In a move that had been anticipated for some time, the Phillies named Ryne Sandberg their 52nd manager on Sunday morning, removing the interim tag he’d held since he replaced Charlie Manuel on August 16. The club announced that Sandberg received a three-year contract that will run through 2016 and includes a club option for the 2017 season.
It has been a difficult season for the aging Phillies, who as of Sunday morning were 71-83 and 20 games behind the Braves in the NL East. But the club has played better since the affable Manuel – who compiled a 780-636 record over nine seasons, which included two World Series appearances (and a championship in 2008) – left Citizens Bank Park for the final time, toting a plastic Wawa bag.
Under Sandberg, the Phillies are 18-16. While that small sample size success might have helped Sandberg lock in the job for which he’d long been considered, his task will prove difficult in the years ahead. The core of regulars whom Manuel led to such success – Jimmy Rollins and Chase Utley, both 34, along with 33-year-old Ryan Howard – is now in decline, and with the exception of Domonic Brown the organization doesn’t appear to have many young talent. Prior to the season, Baseball America ranked the Phillies’ farm system as the league’s seventh worst.

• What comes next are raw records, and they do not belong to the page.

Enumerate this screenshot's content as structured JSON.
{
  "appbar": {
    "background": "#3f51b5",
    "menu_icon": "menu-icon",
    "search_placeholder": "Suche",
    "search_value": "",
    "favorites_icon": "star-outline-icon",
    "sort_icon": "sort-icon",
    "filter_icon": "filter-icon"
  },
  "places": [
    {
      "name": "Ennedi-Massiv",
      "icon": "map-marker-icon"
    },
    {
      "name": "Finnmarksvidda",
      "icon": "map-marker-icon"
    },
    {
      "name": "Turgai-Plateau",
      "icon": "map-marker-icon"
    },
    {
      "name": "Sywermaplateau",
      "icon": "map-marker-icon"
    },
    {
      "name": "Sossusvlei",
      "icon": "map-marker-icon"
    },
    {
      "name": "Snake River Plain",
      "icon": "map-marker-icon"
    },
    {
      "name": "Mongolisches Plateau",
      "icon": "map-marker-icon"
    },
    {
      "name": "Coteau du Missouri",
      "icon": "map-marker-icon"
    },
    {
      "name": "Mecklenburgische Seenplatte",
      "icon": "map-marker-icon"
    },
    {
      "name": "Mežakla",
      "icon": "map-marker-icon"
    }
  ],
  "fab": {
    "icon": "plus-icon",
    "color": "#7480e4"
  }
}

Besides Brown, the Phillies’ organization’s best recent product might be Sandberg himself. Though Sandberg, who played 13 games for Philadelphia as a rookie in 1981 before being traded to the Cubs, was inducted to the Hall of Fame as a player in 2005, he has since then toiled away in the minor leagues for six years, awaiting his chance to manage in the big leagues. He worked at three levels for the Cubs – Single-A in 2008, Double-A in 2009 and Triple-A in 2010 – and then left to manage the Phillies’ Triple-A Lehigh Valley IronPigs after the Cubs declined to make him Lou Piniella’s replacement. He has spent the last season and a half as the Phillies’ third base coach.
He is now the only active manager already to be a member of the Hall of Fame, and the first Hall of Famer to become a full-time manager since Frank Robinson led the Nationals from 2002 to 2006.